What’s fascinating about Chow’s direction of the action in the film is that it’s all a little bit magical, but on an evolving spectrum from completely (and literally) Looney Tunes-level cartoonish to as visceral and poetic as in any martial arts movie you’ve ever seen. Landlady runs like Wile E. Coyote after Sing’s Roadrunner and is only stopped when she slams into a billboard. Later, the Harpists’ music unleashes a spiritual sword-wielding army that vivisects a stray cat and dismembers one of the three original masters. And in the final showdown, Sing is thrown so high into the air that he alights on the back of a hawk before diving so quickly back down towards the Beast that he seems poised to burn up on re-entry from the upper atmosphere.

The director’s visual sense encompasses so many different influences - from The Shining to The Matrix to classic Hollywood comedies - that it’s easy to look at his approach as pastiche. But like, say, Tarantino, he makes those references count for something, and most of all he combines them in a way that give them weight and meaning that transcends the immediate value of their familiarity. Because the film was inexpensive by most “blockbuster” standards - $20 million - it’s easy to think that the dodgy visual effects and seemingly shaggy assembly is merely sloppiness, but Chow executes his idea carefully and methodically to give it a sense of fun that you’re not even aware is drawing you into its greater emotional complexities.
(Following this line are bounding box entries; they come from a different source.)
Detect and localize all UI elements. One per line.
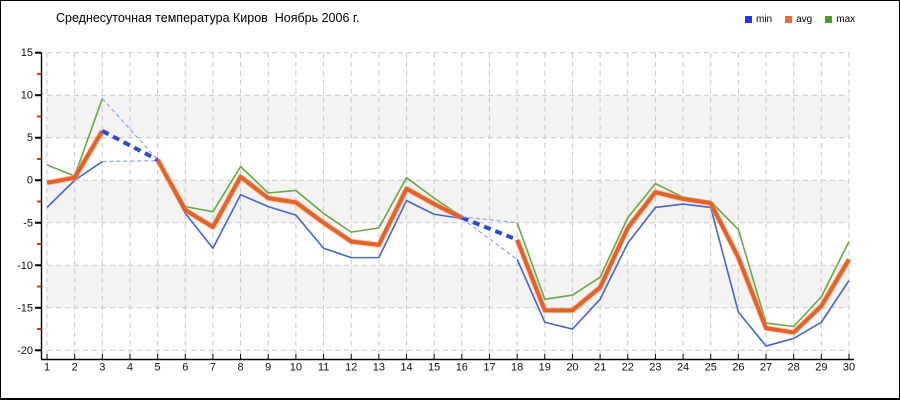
x-tick-label: 17 bbox=[483, 362, 495, 374]
chart-title: Среднесуточная температура Киров Ноябрь … bbox=[56, 11, 360, 25]
x-tick-label: 6 bbox=[182, 362, 188, 374]
legend-item-max: max bbox=[825, 14, 855, 25]
y-tick-label: 15 bbox=[21, 47, 33, 59]
x-tick-label: 29 bbox=[815, 362, 827, 374]
max-swatch-icon bbox=[825, 16, 833, 23]
x-tick-label: 2 bbox=[72, 362, 78, 374]
legend-item-min: min bbox=[745, 14, 772, 25]
y-tick-label: -5 bbox=[23, 217, 33, 229]
avg-series-line bbox=[46, 129, 105, 185]
min-gap-dashed-line bbox=[102, 160, 158, 163]
x-tick-label: 15 bbox=[428, 362, 440, 374]
x-tick-label: 16 bbox=[456, 362, 468, 374]
max-gap-dashed-line bbox=[461, 216, 518, 224]
x-tick-label: 30 bbox=[843, 362, 855, 374]
x-tick-label: 4 bbox=[127, 362, 133, 374]
avg-gap-dashed-line bbox=[461, 215, 518, 242]
y-tick-label: 10 bbox=[21, 90, 33, 102]
x-tick-label: 9 bbox=[265, 362, 271, 374]
legend-item-avg: avg bbox=[785, 14, 812, 25]
band bbox=[47, 265, 849, 308]
y-tick-label: 0 bbox=[27, 175, 33, 187]
x-tick-label: 26 bbox=[732, 362, 744, 374]
x-tick-label: 19 bbox=[539, 362, 551, 374]
x-tick-label: 21 bbox=[594, 362, 606, 374]
legend-label-max: max bbox=[836, 14, 856, 25]
x-tick-label: 22 bbox=[622, 362, 634, 374]
avg-gap-dashed-line bbox=[101, 129, 159, 162]
x-tick-label: 3 bbox=[99, 362, 105, 374]
x-tick-label: 25 bbox=[705, 362, 717, 374]
x-tick-label: 14 bbox=[400, 362, 412, 374]
min-series-line bbox=[156, 160, 462, 259]
x-tick-label: 10 bbox=[290, 362, 302, 374]
y-tick-label: -20 bbox=[17, 345, 33, 357]
y-tick-label: -15 bbox=[17, 302, 33, 314]
y-tick-label: 5 bbox=[27, 132, 33, 144]
x-tick-label: 24 bbox=[677, 362, 689, 374]
avg-series-line bbox=[515, 190, 851, 335]
x-tick-label: 5 bbox=[155, 362, 161, 374]
chart-legend: min avg max bbox=[745, 14, 855, 25]
x-tick-label: 23 bbox=[649, 362, 661, 374]
x-tick-label: 27 bbox=[760, 362, 772, 374]
avg-swatch-icon bbox=[785, 16, 793, 23]
legend-label-min: min bbox=[756, 14, 773, 25]
legend-label-avg: avg bbox=[796, 14, 813, 25]
max-series-line bbox=[156, 159, 463, 233]
min-series-line bbox=[516, 203, 850, 347]
x-tick-label: 7 bbox=[210, 362, 216, 374]
x-tick-label: 28 bbox=[788, 362, 800, 374]
x-tick-label: 12 bbox=[345, 362, 357, 374]
min-gap-dashed-line bbox=[461, 218, 518, 260]
min-swatch-icon bbox=[745, 16, 752, 23]
x-tick-label: 11 bbox=[318, 362, 329, 374]
x-tick-label: 20 bbox=[566, 362, 578, 374]
x-tick-label: 1 bbox=[44, 362, 50, 374]
band bbox=[47, 95, 849, 138]
x-tick-label: 18 bbox=[511, 362, 523, 374]
x-tick-label: 13 bbox=[373, 362, 385, 374]
y-tick-label: -10 bbox=[17, 260, 33, 272]
avg-series-line bbox=[155, 158, 463, 247]
x-tick-label: 8 bbox=[238, 362, 244, 374]
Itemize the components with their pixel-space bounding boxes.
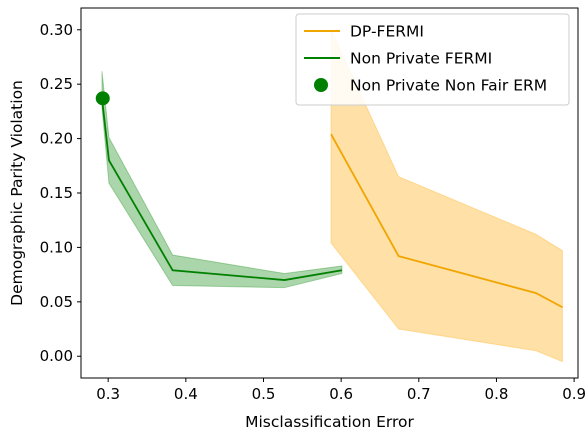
- legend: DP-FERMI Non Private FERMI Non Private Non…: [295, 13, 570, 106]
- x-tick-label: 0.6: [329, 385, 353, 403]
- x-tick-label: 0.3: [96, 385, 120, 403]
- y-tick-label: 0.20: [40, 130, 73, 148]
- series-lines: [101, 98, 563, 309]
- x-tick-label: 0.9: [562, 385, 586, 403]
- non-private-fermi-band: [101, 71, 343, 289]
- legend-swatch-non-private-non-fair-erm: [314, 78, 328, 92]
- dp-fermi-band: [330, 29, 563, 363]
- x-tick-label: 0.7: [407, 385, 431, 403]
- legend-label-non-private-fermi: Non Private FERMI: [350, 50, 492, 68]
- legend-label-dp-fermi: DP-FERMI: [350, 23, 424, 41]
- confidence-bands: [101, 29, 563, 363]
- y-tick-label: 0.15: [40, 184, 73, 202]
- legend-box: [295, 13, 570, 106]
- y-tick-label: 0.05: [40, 293, 73, 311]
- x-axis-label: Misclassification Error: [245, 413, 414, 431]
- dp-fermi-line: [330, 133, 563, 309]
- x-tick-label: 0.5: [252, 385, 276, 403]
- legend-label-non-private-non-fair-erm: Non Private Non Fair ERM: [350, 77, 547, 95]
- y-axis-label: Demographic Parity Violation: [8, 80, 26, 306]
- y-tick-label: 0.00: [40, 347, 73, 365]
- y-tick-label: 0.25: [40, 75, 73, 93]
- non-private-non-fair-erm-point: [95, 91, 110, 106]
- non-private-fermi-line: [101, 98, 343, 281]
- series-markers: [95, 91, 110, 106]
- x-tick-label: 0.4: [174, 385, 198, 403]
- x-axis-ticks: 0.3 0.4 0.5 0.6 0.7 0.8 0.9: [96, 378, 586, 403]
- y-tick-label: 0.10: [40, 238, 73, 256]
- y-axis-ticks: 0.00 0.05 0.10 0.15 0.20 0.25 0.30: [40, 21, 81, 365]
- y-tick-label: 0.30: [40, 21, 73, 39]
- x-tick-label: 0.8: [485, 385, 509, 403]
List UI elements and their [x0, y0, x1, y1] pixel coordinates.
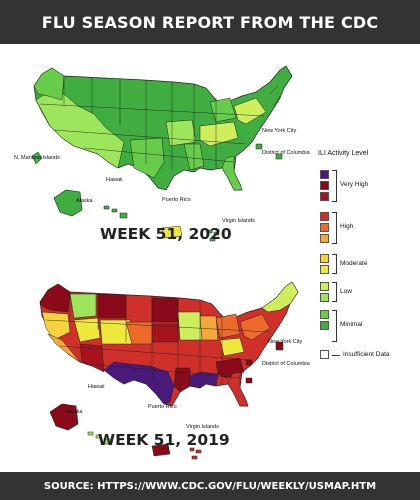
label-vi-2019: Virgin Islands: [186, 424, 219, 430]
legend-swatch: [320, 170, 329, 179]
dc-box-2020: [275, 153, 283, 160]
legend-swatch: [320, 234, 329, 243]
label-hawaii-2019: Hawaii: [88, 384, 105, 390]
label-nyc-2020: New York City: [262, 128, 297, 134]
legend-minimal: Minimal: [340, 321, 363, 328]
alaska-2020: [53, 189, 83, 217]
puerto-rico-2020: [161, 225, 183, 239]
n-mariana-islands-2020: [31, 151, 43, 165]
label-nyc-2019: New York City: [268, 339, 303, 345]
legend-insufficient: Insufficient Data: [343, 351, 390, 358]
legend-swatch: [320, 265, 329, 274]
legend-swatch: [320, 293, 329, 302]
label-pr-2020: Puerto Rico: [162, 197, 191, 203]
legend-moderate: Moderate: [340, 260, 368, 267]
virgin-islands-2020: [207, 229, 220, 242]
source-url: SOURCE: HTTPS://WWW.CDC.GOV/FLU/WEEKLY/U…: [0, 472, 420, 500]
legend-swatch: [320, 282, 329, 291]
brace-minimal: [332, 310, 337, 342]
hawaii-2019: [87, 431, 112, 445]
hawaii-2020: [103, 205, 128, 219]
legend-swatch: [320, 254, 329, 263]
legend-very-high: Very High: [340, 181, 369, 188]
week-label-2020: WEEK 51, 2020: [100, 225, 232, 243]
legend-title: ILI Activity Level: [318, 150, 369, 157]
dc-box-2019: [245, 377, 253, 384]
label-dc-2019: District of Columbia: [262, 361, 310, 367]
label-dc-2020: District of Columbia: [262, 150, 310, 156]
alaska-2019: [49, 403, 79, 431]
week-label-2019: WEEK 51, 2019: [98, 431, 230, 449]
legend-swatch: [320, 310, 329, 319]
virgin-islands-2019: [189, 447, 202, 460]
legend-low: Low: [340, 288, 352, 295]
flu-maps: [31, 65, 299, 460]
legend-swatch: [320, 223, 329, 232]
brace-high: [332, 212, 337, 244]
map-2019: [39, 281, 299, 460]
legend-high: High: [340, 223, 354, 230]
report-title: FLU SEASON REPORT FROM THE CDC: [0, 0, 420, 44]
map-2020: [31, 65, 293, 242]
ili-legend: ILI Activity Level Very High High Modera…: [318, 150, 418, 359]
legend-swatch: [320, 192, 329, 201]
legend-swatch: [320, 321, 329, 330]
label-pr-2019: Puerto Rico: [148, 404, 177, 410]
label-alaska-2020: Alaska: [76, 198, 93, 204]
legend-swatch: [320, 212, 329, 221]
puerto-rico-2019: [151, 443, 171, 457]
brace-very-high: [332, 170, 337, 202]
legend-swatch: [320, 350, 329, 359]
nyc-box-2020: [255, 143, 263, 150]
label-alaska-2019: Alaska: [66, 409, 83, 415]
label-hawaii-2020: Hawaii: [106, 177, 123, 183]
brace-moderate: [332, 254, 337, 274]
nyc-box-2019: [245, 359, 253, 366]
ri-box-2019: [275, 341, 284, 351]
label-nmi-2020: N. Mariana Islands: [14, 155, 60, 161]
insufficient-dash: [332, 355, 340, 356]
label-vi-2020: Virgin Islands: [222, 218, 255, 224]
brace-low: [332, 282, 337, 302]
legend-swatch: [320, 181, 329, 190]
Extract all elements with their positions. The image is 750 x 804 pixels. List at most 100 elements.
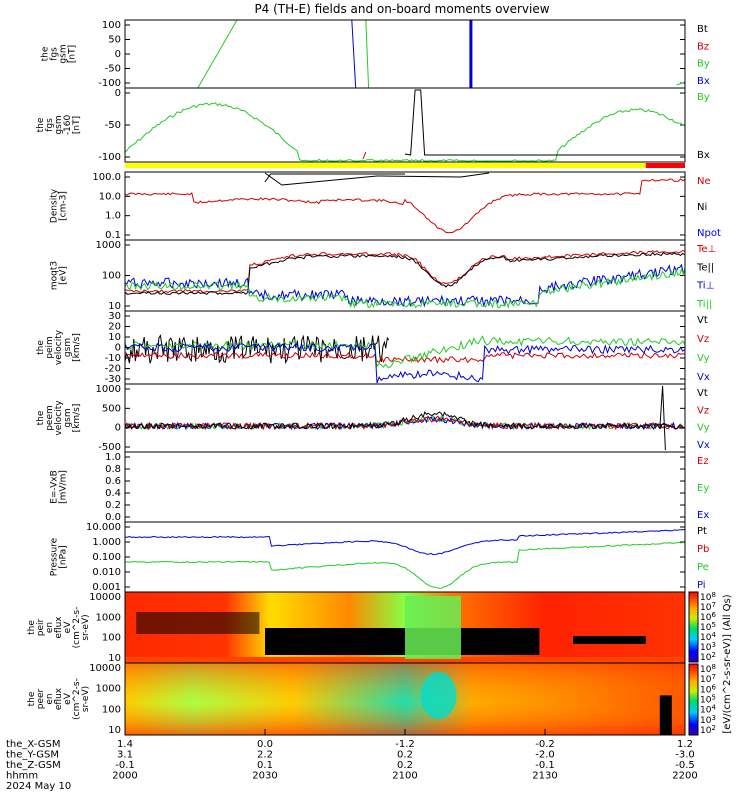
footer-row-value: 3.1 [117, 750, 133, 761]
legend-entry: Bx [697, 76, 710, 87]
y-axis-label: the fgs gsm -160 [nT] [36, 115, 82, 136]
y-axis-label-line: [nT] [72, 116, 82, 134]
y-axis-label: the peem velocity gsm [km/s] [36, 400, 82, 436]
y-axis-label: Density [cm-3] [50, 188, 69, 223]
spectrogram-gap [265, 628, 540, 655]
te-par-trace [124, 251, 686, 296]
footer-row-value: 0.2 [397, 760, 413, 771]
y-axis-label-line: [km/s] [72, 404, 82, 433]
y-tick-label: 30 [108, 311, 121, 322]
spectrogram-shade [125, 663, 685, 735]
by-trace [676, 81, 686, 86]
y-tick-label: -20 [105, 364, 121, 375]
y-tick-label: -50 [105, 64, 121, 75]
y-tick-label: 0 [115, 88, 121, 99]
colorbar-tick-exponent: 3 [711, 714, 715, 722]
vt-spike [659, 385, 666, 451]
y-tick-label: 100 [102, 704, 121, 715]
spectrogram-band [136, 612, 260, 634]
y-axis-label-line: gsm [63, 408, 73, 427]
date-label: 2024 May 10 [6, 781, 71, 792]
panel-6: 1000 500 0 -500 the peem velocity gsm [km/s] Vt Vz… [36, 383, 710, 453]
legend-entry: Vx [697, 440, 710, 451]
y-axis-label-line: moqt3 [50, 261, 60, 290]
footer-row-label: the_X-GSM [6, 739, 60, 750]
spectrogram-band [573, 636, 646, 644]
y-axis-label-line: eflux [54, 687, 64, 710]
spectrogram-core [420, 671, 457, 720]
y-axis-label: the peer en eflux eV (cm^2-s-sr-eV) [27, 678, 91, 720]
footer-row-label: the_Y-GSM [6, 750, 59, 761]
y-tick-label: 10000 [89, 592, 121, 603]
v-trace [124, 411, 686, 431]
y-tick-label: -30 [105, 374, 121, 385]
y-axis-label: the fgs gsm [nT] [41, 44, 78, 63]
y-tick-label: -100 [98, 152, 121, 163]
y-tick-label: 0.2 [105, 500, 121, 511]
ni-trace [264, 173, 405, 183]
y-axis-label-line: sr-eV) [81, 686, 91, 712]
mode-bar-yellow [125, 163, 646, 168]
bx-trace [404, 89, 685, 156]
spectrogram-gap [659, 695, 672, 735]
y-axis-label-line: (cm^2-s- [72, 678, 82, 720]
y-axis-label: Pressure [nPa] [50, 537, 69, 576]
colorbar-tick-exponent: 3 [711, 641, 715, 649]
legend-entry: Te⊥ [696, 244, 716, 255]
colorbar-tick-exponent: 2 [711, 651, 715, 659]
footer-row-value: -3.0 [675, 750, 695, 761]
colorbar-tick-exponent: 5 [711, 694, 715, 702]
y-axis-label-line: eV [63, 621, 73, 634]
legend-entry: Pb [697, 544, 709, 555]
y-axis-label-line: peim [45, 336, 55, 359]
y-axis-label: E=-VxB [mV/m] [50, 470, 69, 504]
ne-trace [124, 178, 686, 234]
footer-row-value: 2030 [252, 771, 277, 782]
y-tick-label: 20 [108, 322, 121, 333]
y-tick-label: 1.0 [105, 452, 121, 463]
y-tick-label: 100 [102, 20, 121, 31]
y-axis-label-line: the [41, 46, 51, 61]
y-tick-label: 100 [102, 633, 121, 644]
y-axis-label-line: en [45, 693, 55, 704]
colorbar-label: [eV/(cm^2-s-sr-eV)] (All Qs) [722, 594, 733, 733]
by-trace [365, 19, 370, 89]
legend-entry: Bx [697, 150, 710, 161]
footer-row-value: 0.2 [397, 750, 413, 761]
y-tick-label: 1000 [96, 384, 121, 395]
y-axis-label-line: fgs [50, 47, 60, 61]
panel-background [125, 88, 685, 162]
y-tick-label: 0.010 [92, 567, 121, 578]
colorbar-tick-exponent: 6 [711, 611, 716, 619]
y-axis-label-line: eV [63, 692, 73, 705]
y-tick-label: 0.4 [105, 488, 121, 499]
colorbar-tick-label: 102 [700, 651, 716, 663]
y-tick-label: 1000 [96, 612, 121, 623]
colorbar-tick-exponent: 4 [711, 631, 716, 639]
footer-row-value: -0.1 [535, 760, 555, 771]
vx-trace [124, 342, 686, 384]
y-axis-label-line: gsm [63, 338, 73, 357]
colorbar-2 [688, 663, 699, 736]
axis-footer: the_X-GSM 1.4 0.0 -1.2 -0.2 1.2 the_Y-GSM 3.1 2.… [6, 729, 698, 792]
colorbar-tick-exponent: 6 [711, 683, 716, 691]
y-tick-label: 100 [102, 271, 121, 282]
panel-4: 1000 100 10 moqt3 [eV] Te⊥ Te|| Ti⊥ Ti|| [50, 239, 716, 312]
y-tick-label: 0.8 [105, 464, 121, 475]
y-tick-label: 10.000 [86, 522, 121, 533]
y-axis-label-line: gsm [59, 44, 69, 63]
y-tick-label: 10000 [89, 663, 121, 674]
y-axis-label: the peim velocity gsm [km/s] [36, 329, 82, 365]
legend-entry: Pt [697, 526, 707, 537]
y-axis-label-line: the [27, 620, 37, 635]
footer-row-value: 2100 [392, 771, 417, 782]
colorbar-tick-exponent: 8 [711, 663, 715, 671]
legend-entry: Vt [697, 388, 708, 399]
y-axis-label-line: fgs [45, 118, 55, 132]
y-axis-label-line: E=-VxB [50, 470, 60, 504]
by-trace [197, 19, 238, 89]
ti-par-trace [124, 267, 686, 309]
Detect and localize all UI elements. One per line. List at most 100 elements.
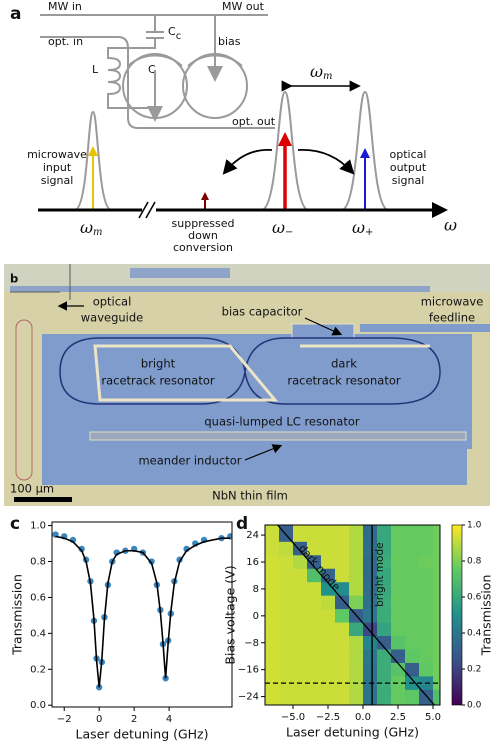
colorbar-tick-label: 0.4 [467, 629, 482, 639]
heatmap-cell [391, 689, 406, 705]
heatmap-cell [293, 662, 308, 677]
colorbar-tick-label: 0.8 [467, 557, 482, 567]
heatmap-cell [391, 582, 406, 597]
mode-line [277, 525, 435, 705]
y-tick-label: 16 [246, 557, 259, 568]
heatmap-cell [419, 622, 434, 637]
heatmap-cell [405, 541, 420, 556]
heatmap-cell [363, 649, 378, 664]
heatmap-cell [377, 649, 392, 664]
heatmap-cell [433, 662, 440, 677]
label: signal [41, 174, 74, 187]
heatmap-cell [349, 595, 364, 610]
heatmap-cell [293, 525, 308, 543]
heatmap-cell [433, 568, 440, 583]
panel-label: b [10, 272, 18, 286]
curve-arrow [297, 149, 355, 175]
heatmap-cell [293, 582, 308, 597]
heatmap-cell [307, 541, 322, 556]
label: optical [390, 148, 427, 161]
y-tick-label: −24 [238, 692, 259, 703]
heatmap-cell [279, 609, 294, 624]
x-tick-label: −2 [57, 714, 72, 725]
heatmap-cell [265, 609, 280, 624]
heatmap-cell [433, 525, 440, 543]
heatmap-cell [363, 541, 378, 556]
heatmap-cell [405, 525, 420, 543]
heatmap-cell [321, 525, 336, 543]
colorbar-tick-label: 0.0 [467, 701, 482, 711]
heatmap-cell [419, 662, 434, 677]
x-axis-label: Laser detuning (GHz) [75, 727, 208, 742]
label: dark [331, 357, 357, 371]
label: quasi-lumped LC resonator [204, 415, 360, 429]
heatmap-cell [321, 555, 336, 570]
label: bias capacitor [222, 305, 303, 319]
heatmap-cell [307, 568, 322, 583]
peak [74, 110, 112, 211]
heatmap-cell [335, 622, 350, 637]
panel-label: d [236, 514, 248, 534]
plot-frame [264, 524, 441, 706]
heatmap-cell [349, 555, 364, 570]
heatmap-cell [377, 662, 392, 677]
label: signal [392, 174, 425, 187]
heatmap-cell [321, 622, 336, 637]
heatmap-cell [335, 689, 350, 705]
heatmap-cell [377, 636, 392, 650]
heatmap-cell [335, 649, 350, 664]
axis-label: ωm [80, 218, 103, 238]
label: conversion [173, 241, 233, 254]
heatmap-cell [433, 555, 440, 570]
heatmap-cell [363, 582, 378, 597]
heatmap-cell [419, 582, 434, 597]
colorbar [451, 524, 463, 706]
heatmap-cell [419, 649, 434, 664]
panel-label: c [10, 514, 20, 534]
heatmap-cell [391, 622, 406, 637]
heatmap-cell [419, 689, 434, 705]
label: microwave [421, 295, 484, 309]
heatmap-cell [363, 525, 378, 543]
label: bias [218, 35, 241, 48]
heatmap-cell [349, 525, 364, 543]
heatmap-cell [349, 636, 364, 650]
heatmap-cell [391, 541, 406, 556]
heatmap-cell [377, 689, 392, 705]
y-tick-label: 0.6 [30, 592, 46, 603]
label: bright [141, 357, 176, 371]
heatmap-cell [363, 595, 378, 610]
heatmap-cell [293, 568, 308, 583]
heatmap-cell [349, 649, 364, 664]
heatmap-cell [279, 568, 294, 583]
plot-frame [51, 521, 233, 708]
heatmap-cell [405, 689, 420, 705]
heatmap-cell [321, 582, 336, 597]
heatmap-cell [321, 689, 336, 705]
heatmap-cell [405, 582, 420, 597]
label: meander inductor [138, 454, 241, 468]
heatmap-cell [433, 541, 440, 556]
label: output [390, 161, 427, 174]
heatmap-cell [293, 649, 308, 664]
heatmap-cell [321, 595, 336, 610]
heatmap-cell [433, 649, 440, 664]
y-axis-label: Bias voltage (V) [223, 565, 238, 664]
y-tick-label: 0.8 [30, 557, 46, 568]
heatmap-cell [265, 568, 280, 583]
heatmap-cell [405, 636, 420, 650]
x-tick-label: −5.0 [281, 712, 305, 723]
heatmap-cell [377, 555, 392, 570]
label: opt. in [48, 35, 83, 48]
heatmap-cell [419, 595, 434, 610]
heatmap-cell [307, 609, 322, 624]
heatmap-cell [279, 582, 294, 597]
heatmap-cell [335, 582, 350, 597]
heatmap-cell [293, 555, 308, 570]
x-tick-label: 2.5 [390, 712, 406, 723]
plot-area [52, 531, 232, 691]
label: ωm [310, 62, 333, 82]
label: opt. out [232, 115, 276, 128]
heatmap-cell [279, 525, 294, 543]
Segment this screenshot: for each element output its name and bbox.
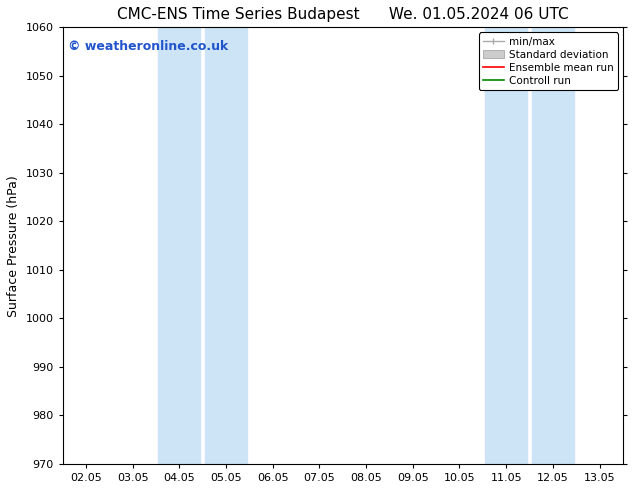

Even though it’s largely structured like a video game featuring increasingly tough adversaries, the film constantly amazes me with its many surprises, its slick twists, and the silly little gags that pay off in profound ways. Shaolin Soccer, which I immediately watched afterward, lacks some of this film’s polish, but it evidenced what has now been proven repeatedly in his work, moving forward through CJ7 and Journey to the West: there may be no filmmaker in the world who is better at pairing contrasting tones in a single moment or scene and making them work harmoniously together. He’s beating a character into a bloody pulp in one moment, reshaping his face like it’s silly putty in the next, and finally, supplying a devastating character history, motivation and ambition to cathartically tie it all together. Chow’s work is effective precisely because it disarms you with all of the things that you’re ready to dismiss, and then pummels you with truths that you cannot deny. And like a dance that descends into a brawl, or a fistfight that unfolds with perfect grace, Kung Fu Hustle combines the high and low, the beautiful and the brutal, the silly and the substantial in one delirious, exhilarating, deeply affecting package.